Saturday, February 22, 2014

Heavy on my Heart

Tim Tebow once said "I don't know what my future holds, but I do know who holds my future."
I have come back to this quote again and again, especially this month and especially this week. Going to the doctor and getting these risky tests done never seems to get any easier even with what I DO know. I have said it a hundred times and will say it hundreds more; I go back to what I know and not what I feel. I KNOW that God is good, God is faithful, and God is still God. The thing that is scary is what I DON'T know. I do not know what God's will is or what He will allow in my life, or  what He will call me to do.

I could not even fathom that four years ago today, February 22,2010, that I would be allowed to face the battle of a lifetime, a battle that would change me on the inside and the outside. Looking back, I cannot help but be amazed at the bountiful miracles that came my way. I have the most beautiful, spirited daughter, closer relationships with my family, new friends, and the largest army of prayers warriors just to name a few. These miracles are why I write about and remember that red letter day. The day of my diagnosis is like my New Year. New Year's Day is the time for people to reflect back on the previous year and make resolutions to better themselves or to better their lives. February 22nd is my time to reflect back on my new normal. It is a time to count my blessings, to express my gratitude, and to keep finding my silver linings. The biggest prayer of these last fours years, besides healing of course, is that this cancer journey would not be in vain but that so much good would come from it. Joel 2:25 says "I will repay you for the years the locusts have eaten..." Well, I have mourned for what I have lost, and I will now look forward with hope to see the abundance He has in store for me.
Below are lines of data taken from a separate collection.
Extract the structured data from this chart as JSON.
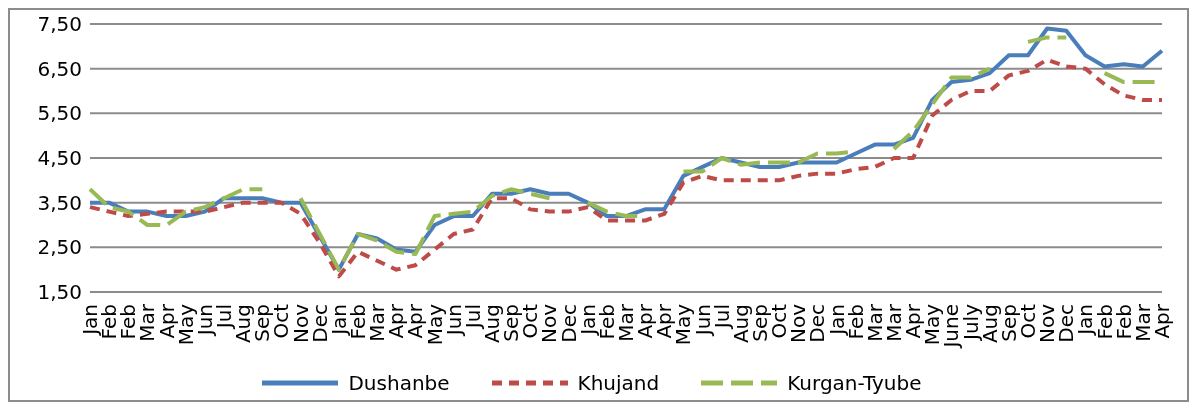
{
  "chart_data": {
    "type": "line",
    "categories": [
      "Jan",
      "Feb",
      "Feb",
      "Mar",
      "Apr",
      "May",
      "Jun",
      "Jul",
      "Aug",
      "Sep",
      "Oct",
      "Nov",
      "Dec",
      "Jan",
      "Feb",
      "Mar",
      "Apr",
      "Apr",
      "May",
      "Jun",
      "Jul",
      "Aug",
      "Sep",
      "Oct",
      "Nov",
      "Dec",
      "Jan",
      "Feb",
      "Mar",
      "Apr",
      "Apr",
      "May",
      "Jun",
      "Jul",
      "Aug",
      "Sep",
      "Oct",
      "Nov",
      "Dec",
      "Jan",
      "Feb",
      "Mar",
      "Mar",
      "Apr",
      "May",
      "June",
      "July",
      "Aug",
      "Sep",
      "Oct",
      "Nov",
      "Dec",
      "Jan",
      "Feb",
      "Feb",
      "Mar",
      "Apr"
    ],
    "series": [
      {
        "name": "Dushanbe",
        "color": "#4a7ebb",
        "line_style": "solid",
        "values": [
          3.5,
          3.5,
          3.3,
          3.3,
          3.2,
          3.2,
          3.3,
          3.6,
          3.6,
          3.6,
          3.5,
          3.5,
          2.75,
          2.0,
          2.8,
          2.7,
          2.45,
          2.4,
          3.0,
          3.2,
          3.2,
          3.7,
          3.7,
          3.8,
          3.7,
          3.7,
          3.5,
          3.2,
          3.2,
          3.35,
          3.35,
          4.1,
          4.3,
          4.5,
          4.4,
          4.3,
          4.3,
          4.4,
          4.4,
          4.4,
          4.6,
          4.8,
          4.8,
          4.95,
          5.8,
          6.2,
          6.25,
          6.4,
          6.8,
          6.8,
          7.4,
          7.35,
          6.8,
          6.55,
          6.6,
          6.55,
          6.9
        ]
      },
      {
        "name": "Khujand",
        "color": "#be4b48",
        "line_style": "dashed",
        "values": [
          3.4,
          3.3,
          3.2,
          3.25,
          3.3,
          3.3,
          3.3,
          3.4,
          3.5,
          3.5,
          3.5,
          3.25,
          2.6,
          1.85,
          2.4,
          2.2,
          2.0,
          2.1,
          2.45,
          2.8,
          2.9,
          3.6,
          3.6,
          3.35,
          3.3,
          3.3,
          3.4,
          3.1,
          3.1,
          3.1,
          3.25,
          3.95,
          4.1,
          4.0,
          4.0,
          4.0,
          4.0,
          4.1,
          4.15,
          4.15,
          4.25,
          4.3,
          4.5,
          4.5,
          5.45,
          5.8,
          6.0,
          6.0,
          6.35,
          6.45,
          6.7,
          6.55,
          6.5,
          6.15,
          5.9,
          5.8,
          5.8
        ]
      },
      {
        "name": "Kurgan-Tyube",
        "color": "#98b954",
        "line_style": "longdash",
        "values": [
          3.8,
          3.4,
          3.3,
          3.0,
          3.0,
          3.3,
          3.4,
          3.6,
          3.8,
          3.8,
          null,
          3.6,
          2.8,
          2.0,
          2.8,
          2.65,
          2.4,
          2.35,
          3.2,
          3.25,
          3.3,
          3.65,
          3.8,
          3.7,
          3.6,
          null,
          3.5,
          3.3,
          3.2,
          3.2,
          null,
          4.2,
          4.2,
          4.5,
          4.35,
          4.4,
          4.4,
          4.4,
          4.6,
          4.6,
          4.65,
          null,
          4.7,
          5.1,
          5.7,
          6.3,
          6.3,
          6.5,
          null,
          7.1,
          7.2,
          7.2,
          null,
          6.4,
          6.2,
          6.2,
          6.2
        ]
      }
    ],
    "ylim": [
      1.5,
      7.5
    ],
    "yticks": [
      {
        "value": 1.5,
        "label": "1,50"
      },
      {
        "value": 2.5,
        "label": "2,50"
      },
      {
        "value": 3.5,
        "label": "3,50"
      },
      {
        "value": 4.5,
        "label": "4,50"
      },
      {
        "value": 5.5,
        "label": "5,50"
      },
      {
        "value": 6.5,
        "label": "6,50"
      },
      {
        "value": 7.5,
        "label": "7,50"
      }
    ],
    "grid": "y",
    "legend": "bottom"
  }
}
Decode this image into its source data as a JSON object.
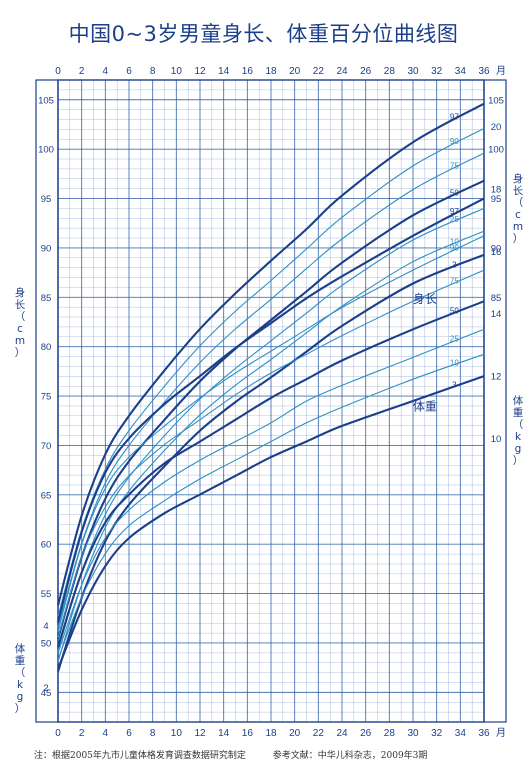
{
  "title": "中国0~3岁男童身长、体重百分位曲线图",
  "footnote": {
    "left": "注：根据2005年九市儿童体格发育调查数据研究制定",
    "right": "参考文献：中华儿科杂志，2009年3期"
  },
  "colors": {
    "frame": "#1b3f8a",
    "grid": "#2a5ba8",
    "bold_curve": "#1b3f8a",
    "thin_curve": "#2f8fc4",
    "text": "#1b3f8a"
  },
  "chart_data": {
    "type": "line",
    "title": "中国0~3岁男童身长、体重百分位曲线图",
    "x_ticks": [
      "0",
      "2",
      "4",
      "6",
      "8",
      "10",
      "12",
      "14",
      "16",
      "18",
      "20",
      "22",
      "24",
      "26",
      "28",
      "30",
      "32",
      "34",
      "36"
    ],
    "x_unit": "月",
    "xlim": [
      0,
      36
    ],
    "grid": true,
    "length": {
      "label": "身长",
      "axis_label_left": "身长（cm）",
      "axis_label_right": "身长（cm）",
      "unit": "cm",
      "ylim": [
        42,
        107
      ],
      "y_ticks_left": [
        "45",
        "50",
        "55",
        "60",
        "65",
        "70",
        "75",
        "80",
        "85",
        "90",
        "95",
        "100",
        "105"
      ],
      "y_ticks_right": [
        "85",
        "90",
        "95",
        "100",
        "105"
      ],
      "x": [
        0,
        2,
        4,
        6,
        9,
        12,
        15,
        18,
        21,
        24,
        30,
        36
      ],
      "series": [
        {
          "name": "3",
          "values": [
            47.1,
            54.6,
            60.3,
            64.0,
            67.9,
            71.5,
            74.4,
            76.9,
            79.5,
            82.1,
            86.4,
            89.3
          ],
          "bold": true
        },
        {
          "name": "10",
          "values": [
            48.1,
            55.9,
            61.7,
            65.4,
            69.5,
            73.1,
            76.1,
            78.7,
            81.4,
            84.1,
            88.6,
            91.7
          ],
          "bold": false
        },
        {
          "name": "25",
          "values": [
            49.2,
            57.2,
            63.0,
            66.8,
            71.0,
            74.7,
            77.8,
            80.6,
            83.4,
            86.2,
            90.8,
            94.0
          ],
          "bold": false
        },
        {
          "name": "50",
          "values": [
            50.4,
            58.7,
            64.6,
            68.4,
            72.6,
            76.5,
            79.8,
            82.7,
            85.6,
            88.5,
            93.3,
            96.8
          ],
          "bold": true
        },
        {
          "name": "75",
          "values": [
            51.6,
            60.1,
            66.2,
            70.0,
            74.4,
            78.4,
            81.8,
            84.8,
            87.9,
            90.9,
            95.9,
            99.6
          ],
          "bold": false
        },
        {
          "name": "90",
          "values": [
            52.7,
            61.5,
            67.6,
            71.5,
            76.0,
            80.1,
            83.6,
            86.7,
            89.9,
            93.1,
            98.3,
            102.1
          ],
          "bold": false
        },
        {
          "name": "97",
          "values": [
            53.8,
            62.9,
            69.1,
            73.0,
            77.6,
            81.8,
            85.4,
            88.7,
            91.9,
            95.3,
            100.7,
            104.6
          ],
          "bold": true
        }
      ]
    },
    "weight": {
      "label": "体重",
      "axis_label_left": "体重（kg）",
      "axis_label_right": "体重（kg）",
      "unit": "kg",
      "ylim": [
        0.9,
        21.5
      ],
      "y_ticks_left": [
        "2",
        "4"
      ],
      "y_ticks_right": [
        "10",
        "12",
        "14",
        "16",
        "18",
        "20"
      ],
      "x": [
        0,
        2,
        4,
        6,
        9,
        12,
        15,
        18,
        21,
        24,
        30,
        36
      ],
      "series": [
        {
          "name": "3",
          "values": [
            2.6,
            4.5,
            5.9,
            6.8,
            7.6,
            8.2,
            8.8,
            9.4,
            9.9,
            10.4,
            11.2,
            12.0
          ],
          "bold": true
        },
        {
          "name": "10",
          "values": [
            2.9,
            4.9,
            6.3,
            7.2,
            8.0,
            8.7,
            9.3,
            9.9,
            10.5,
            11.0,
            11.9,
            12.7
          ],
          "bold": false
        },
        {
          "name": "25",
          "values": [
            3.1,
            5.3,
            6.8,
            7.7,
            8.6,
            9.3,
            9.9,
            10.5,
            11.2,
            11.7,
            12.6,
            13.5
          ],
          "bold": false
        },
        {
          "name": "50",
          "values": [
            3.3,
            5.7,
            7.3,
            8.2,
            9.2,
            9.9,
            10.6,
            11.3,
            11.9,
            12.5,
            13.5,
            14.4
          ],
          "bold": true
        },
        {
          "name": "75",
          "values": [
            3.6,
            6.2,
            7.8,
            8.8,
            9.8,
            10.6,
            11.4,
            12.1,
            12.7,
            13.3,
            14.4,
            15.4
          ],
          "bold": false
        },
        {
          "name": "90",
          "values": [
            3.8,
            6.6,
            8.4,
            9.4,
            10.4,
            11.3,
            12.1,
            12.8,
            13.5,
            14.2,
            15.4,
            16.5
          ],
          "bold": false
        },
        {
          "name": "97",
          "values": [
            4.1,
            7.0,
            8.9,
            10.0,
            11.1,
            12.0,
            12.9,
            13.7,
            14.5,
            15.2,
            16.5,
            17.7
          ],
          "bold": true
        }
      ]
    }
  }
}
As for this present moment, I am relishing the peace that comes with having a clean scan, and I am praying that my meds will help with my thyroid. I am also prepping for another health conscious week. I have my heart ablation on Wed the 26th. Thankfully, I know Who goes on before me and who stands behind. On the upside, I can be grateful that going to the doctor is still a nerve-wracking experience because it definitely forces me to stay on my knees praying for peace, grace and mercy from the Ultimate Healer.